First Jewish Film Festival in Birmingham

This Chanukah, the Levite Jewish Community Center hopes members will give themselves the gift of film as it hosts the first annual Birmingham Jewish Community Film Festival during Chanukah, Dec. 4 and 5.

“We have a very unique, high-quality Jewish community in the Birmingham area. We have very strong agencies, organizations as well as institutions to help involve and unite us,” said Rabbi Ira Flax, Jewish Educator at the LJCC and one of the film festival’s lead organizers, along with LJCC Adult and Senior Programming Director Mindy Cohen.

“We personally love quality films and thought it would be nice to unite many folks from the Jewish community for a social gathering without an agenda. This is something that is fun and enjoyable — a great reason for us to get together as Jews and also celebrate the Chanukah holiday,” added Flax.

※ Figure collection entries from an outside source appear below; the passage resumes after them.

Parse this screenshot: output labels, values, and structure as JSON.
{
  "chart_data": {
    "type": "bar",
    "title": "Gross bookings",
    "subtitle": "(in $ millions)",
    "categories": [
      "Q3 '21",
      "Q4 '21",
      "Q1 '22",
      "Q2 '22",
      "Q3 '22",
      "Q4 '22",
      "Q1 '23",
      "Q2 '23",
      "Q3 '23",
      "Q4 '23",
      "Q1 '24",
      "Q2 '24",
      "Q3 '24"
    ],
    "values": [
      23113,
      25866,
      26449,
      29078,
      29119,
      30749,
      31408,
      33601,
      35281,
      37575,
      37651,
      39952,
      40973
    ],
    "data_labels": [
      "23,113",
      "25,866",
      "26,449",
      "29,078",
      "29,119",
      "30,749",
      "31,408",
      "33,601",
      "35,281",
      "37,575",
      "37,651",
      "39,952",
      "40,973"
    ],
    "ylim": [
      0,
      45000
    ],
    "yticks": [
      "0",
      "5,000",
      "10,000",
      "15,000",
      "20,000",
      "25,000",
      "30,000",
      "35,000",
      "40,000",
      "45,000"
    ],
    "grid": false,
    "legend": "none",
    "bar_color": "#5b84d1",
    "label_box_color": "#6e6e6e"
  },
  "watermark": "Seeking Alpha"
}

The festival kicks off at 7 p.m. on Dec. 4 with the Israeli film “Noodle.” The story is about Miri, a flight attendant who returns home and is asked to watch her Chinese housekeeper’s young son while the housekeeper runs an errand. When the housekeeper fails to return, Miri and her co-workers make it their mission to reunite the two. Miri herself is a two-time war widow with a bleak view of life, but finds purpose in this mission.

At 9:30 p.m., the evening gets even bigger with “A Matter of Size.” Directed and written by Sharon Maymon, “A Matter of Size” is about a group of hefty people from the Israeli city of Ramla who are fed up with the sanctity of the diets and the “Dictatorship of Thinness” of the diet workshop they participate in.

They leave it and discover the world of sumo wrestling, where they feel fat people are honored as well as appreciated. The comedy came out in 2009 and was nominated for an Academy Award for Best Foreign Film.

On Dec. 5  aat 11:30 a.m., the festival continues with “Surviving Hitler: A Love Story.” Written and directed by John-Keith Wasson, the documentary centers on Jutta, a German girl who founds out when she turns 15 that her mother was Jewish. She was labeled a half-Jew and enemy of the state according to the Nuremberg race laws.

Jutta meets and falls in love with a young German soldier, Helmuth. A few years later they marry and she encourages him to join the German resistance against Hitler and the Nazis. Their love story and family story enjoys a happy ending at the end of the war. Helmuth was an amateur cinematographer and was able to capture some very rare, close-up footage never before seen.

“Surviving Hitler: A Love Story” was featured at the annual Sidewalk Film Festival in Birmingham back in September.

At 1 p.m., the next feature will be “Ajami,” another Israeli film that was nominated for Best Foreign Film in the 2010 Academy Awards. Named for the religiously mixed community of Muslims, Jews and Christians in Tel Aviv, the movie tells of life in the area through five unique stories and perspectives.

There will be a Chanukah party at the LJCC at 3 p.m., at which latkes can be purchased. After the break, attendees can choose from “Jews and Baseball: An American Love Story,” which was the subject of last month’s Beholder’s Eye column in Southern Jewish Life, or two shorter feature films in one block — “Circumcise Me” and “Matzo and Mistletoe.”

“Jews and Baseball” celebrates the contributions of Jewish major leaguers and the special meaning that America’s pastime has had in the lives of Jews. Directed by Peter Miller, written by Ira Berkow and narrated by Dustin Hoffman, the movie presents insight, footage and interviews about Jewish baseball greats including Detroit Tigers Hall of Fame outfielder Hank Greenberg and Dodgers Hall of Fame Pitcher Sandy Koufax.

It also features great Jewish players of today, including outfielder Shawn Green and catcher Brad Ausmus. Interesting perspective also comes from the story of Elliott Maddox, an African-American Mets outfielder in the 1970s who fell in love with Judaism and converted.

That is also what Joseph (now Yisrael) Campbell did years ago. The Philadelphia native converted to Judaism and today lives an Orthodox life in both the U.S. and Jerusalem. His unique story, decisions and observations inspire his stand-up act along with this documentary featuring him – “Circumcise Me.” Some have called Campbell the “Matisyahu of Comedy.”

The film is about 45 minutes, as is “Matzo and Mistletoe.” Another documentary, the movie explores what it is to be a secular Jew and how the outside world views the Jewish people.

Tickets to each screening are $10, except for “Surviving Hitler,” which is $8. A festival pass is also available for $40.

The Birmingham Jewish Film Festival is sponsored by the LJCC, Knesseth Israel, Birmingham Hadassah, the Birmingham Jewish Foundation and the Epsman Center for Creative Expression.